Defend American Democracy’s goal is to get lawmakers to “hold the President accountable for his actions.”
More than 60 veterans from across the country gathered at the Capitol on Thursday to call on members of Congress to honor the oath they took to defend the Constitution.
Defend American Democracy, a bipartisan coalition group of veterans and national security organizations, showed up to demand members of Congress “put country over party and honor the oath they took to uphold the Constitution when it comes to impeachment,” the group said.
Defend American Democracy formed as a response to what some veterans and national security professionals saw as Congress’ failure to hold Trump accountable for his actions in the ongoing Ukraine scandal.
Trump stands accused of pressuring Ukrainian President Volodymyr Zelensky to investigate one of Trump’s potential 2020 opponents, Joe Biden, and his son Hunter. Trump and Zelensky spoke on July 25, and a White House memorandum of the call confirmed a whistleblower’s account that Trump urged Zelensky look into the Bidens.
The call came after Trump blocked the release of $400 million in U.S. military aid to Ukraine. Several current and former administration officials have since testified that Trump was withholding the aid, as well as a potential White House meeting with Zelensky, in exchange for opening an investigation into the Bidens.
Kyle Bibby, a Naval Academy graduate, former Marine infantry officer, and organizer with Defend American Democracy, believes that many House members are not taking the issue seriously enough.
“We took an oath to defend our democracy and when we see that members of Congress are putting politically expedient decisions ahead of the very real issues that are being covered in this impeachment hearing, it’s very upsetting for us,” said Bibby.
The campaign’s goal is to “get every single member of Congress to take these investigations seriously and hold the President accountable for his actions,” Bibby said.
The latest revelations from the House Intelligence Committee hearings into the matter have reinforced the need for the campaign, according to Bibby.
“What we’ve seen is now is literally several panels worth of national security professionals, career military officers, and field grade military officers who are saying the the president acted inappropriately and that he essentially used his personal authority as president to withhold military aid from another country … and he did all of that for his own personal, political benefit,” Bibby said.
While the campaign is mostly focused on pressuring Republicans who have stood by Trump’s side, Bibby emphasized that it was a non-partisan issue.
“There have even been some Democrats who have been slow on this,” Bibby said. “I know guys who have been injured, guys who died overseas, guys who now deal with a lot of different trauma from serving and we took our oath very seriously…. If they’re not going to live up to [theirs], they need to get out of their seats. They need to step down because nobody is above the law, and they’re the only people who can enforce any sort of law and accountability on this president.”

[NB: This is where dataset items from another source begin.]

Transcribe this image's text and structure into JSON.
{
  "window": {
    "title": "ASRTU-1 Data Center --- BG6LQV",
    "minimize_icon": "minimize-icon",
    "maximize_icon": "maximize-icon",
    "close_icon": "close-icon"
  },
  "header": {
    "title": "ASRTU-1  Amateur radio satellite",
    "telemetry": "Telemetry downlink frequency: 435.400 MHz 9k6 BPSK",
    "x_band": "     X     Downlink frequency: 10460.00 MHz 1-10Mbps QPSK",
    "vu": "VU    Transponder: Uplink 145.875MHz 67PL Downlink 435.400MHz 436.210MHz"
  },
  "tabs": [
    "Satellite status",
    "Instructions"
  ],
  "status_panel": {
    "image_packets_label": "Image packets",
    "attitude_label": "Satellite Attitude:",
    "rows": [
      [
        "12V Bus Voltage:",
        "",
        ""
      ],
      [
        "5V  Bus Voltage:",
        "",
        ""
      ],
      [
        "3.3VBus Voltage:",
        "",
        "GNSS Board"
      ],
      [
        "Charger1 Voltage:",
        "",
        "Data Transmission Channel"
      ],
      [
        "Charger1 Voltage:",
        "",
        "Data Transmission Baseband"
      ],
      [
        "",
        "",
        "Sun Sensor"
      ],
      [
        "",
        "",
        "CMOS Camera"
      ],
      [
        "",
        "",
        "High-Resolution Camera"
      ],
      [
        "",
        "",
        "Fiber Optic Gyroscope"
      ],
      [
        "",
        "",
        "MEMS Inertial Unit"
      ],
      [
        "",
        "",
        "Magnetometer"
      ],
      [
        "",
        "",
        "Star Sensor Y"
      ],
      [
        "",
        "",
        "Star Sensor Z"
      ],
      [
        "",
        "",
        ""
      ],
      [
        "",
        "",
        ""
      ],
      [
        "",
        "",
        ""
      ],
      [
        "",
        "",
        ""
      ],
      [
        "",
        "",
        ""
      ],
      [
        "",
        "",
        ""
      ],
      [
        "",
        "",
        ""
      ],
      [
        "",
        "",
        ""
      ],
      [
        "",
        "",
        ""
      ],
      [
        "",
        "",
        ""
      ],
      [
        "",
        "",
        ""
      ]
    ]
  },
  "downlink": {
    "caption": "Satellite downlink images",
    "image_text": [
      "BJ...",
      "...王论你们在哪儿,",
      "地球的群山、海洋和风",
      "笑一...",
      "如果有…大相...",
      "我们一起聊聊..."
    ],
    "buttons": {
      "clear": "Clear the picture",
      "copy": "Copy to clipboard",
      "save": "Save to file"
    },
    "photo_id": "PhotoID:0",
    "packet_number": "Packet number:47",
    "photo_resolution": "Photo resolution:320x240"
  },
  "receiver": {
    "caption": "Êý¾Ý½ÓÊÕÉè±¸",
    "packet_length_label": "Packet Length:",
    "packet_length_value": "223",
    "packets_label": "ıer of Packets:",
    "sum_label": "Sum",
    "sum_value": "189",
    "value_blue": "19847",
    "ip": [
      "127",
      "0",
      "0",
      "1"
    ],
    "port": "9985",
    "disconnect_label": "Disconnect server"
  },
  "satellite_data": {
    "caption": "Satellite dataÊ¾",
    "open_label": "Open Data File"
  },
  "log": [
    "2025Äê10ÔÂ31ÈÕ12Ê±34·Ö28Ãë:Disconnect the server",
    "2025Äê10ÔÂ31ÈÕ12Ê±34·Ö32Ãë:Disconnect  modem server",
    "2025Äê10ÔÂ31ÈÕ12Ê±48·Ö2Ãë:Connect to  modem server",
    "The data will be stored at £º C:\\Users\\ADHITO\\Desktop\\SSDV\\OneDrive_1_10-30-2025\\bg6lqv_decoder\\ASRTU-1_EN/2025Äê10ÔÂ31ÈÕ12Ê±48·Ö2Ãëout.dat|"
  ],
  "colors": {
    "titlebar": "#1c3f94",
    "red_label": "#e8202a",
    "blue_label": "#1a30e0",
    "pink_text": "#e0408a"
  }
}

Thursday’s rally concluded the Defend American Democracy tour, during which the group visited five House districts —WA-03, MI-06, IL-13, NY-24, and PA-01 — to call on those lawmakers to “hold the president accountable for his abuse of power.”
The organization has also announced a seven-figure ad buy across 14 congressional districts and Washington, D.C.
The ads feature veterans repeating the call for Congress to live up to their oaths to protect and defend the U.S. Constitution from enemies foreign and domestic.
Bibby said the campaign identified specific districts where constituents had not yet made up their minds on impeachment and decided to focus on those communities. “We wanted to go there to be able to make the case as people who understand this issue and take this issue very seriously because of our personal oaths,” Bibby said.
The response in those districts has been overwhelmingly positive, Bibby said, but he acknowledged the reaction from some members of Congress has been “a little cold.”
“But we’re going to keep turning the pressure, we’re going to do what we do. We’re going to go into these districts and talk to other veterans and explain what’s going on, and also the veterans that are already there are going to organize themselves,” Bibby said.
Whether the campaign will be successful or not remains to be seen, but Defend American Democracy has one thing working in its favor: Veterans are particularly effective messengers, because the military remains one of the few American institutions that is still trusted by people on both sides of the political aisle. A 2019 Gallup poll found that 73% of Americans have confidence in the military, compared with only 38% for the Supreme Court, 36% for organized religion and the medical system, 29% for public schools and organized labor, 23% for big business and newspapers, and only 11% for Congress.
Bibby also believes the outsider nature of the campaign gives them greater moral authority in delivering their message.
“Almost every single veteran we’re bringing here — they don’t know about D.C., they don’t know how to get a meeting on the Hill, they don’t necessarily know about Senate or House procedure, but they know right from wrong,” Bibby said. “That is the main thing we are trying to drive home to these members of Congress…. If they’re going to keep putting their own personal political priorities ahead of the priorities of this nation, we’re going to be coming after them for that.”
The campaign remains focused on House members for now, but should the House vote to impeach Trump and pave the way for a Senate trial, Defend American Democracy is likely to turn their attention to members of the Senate as well.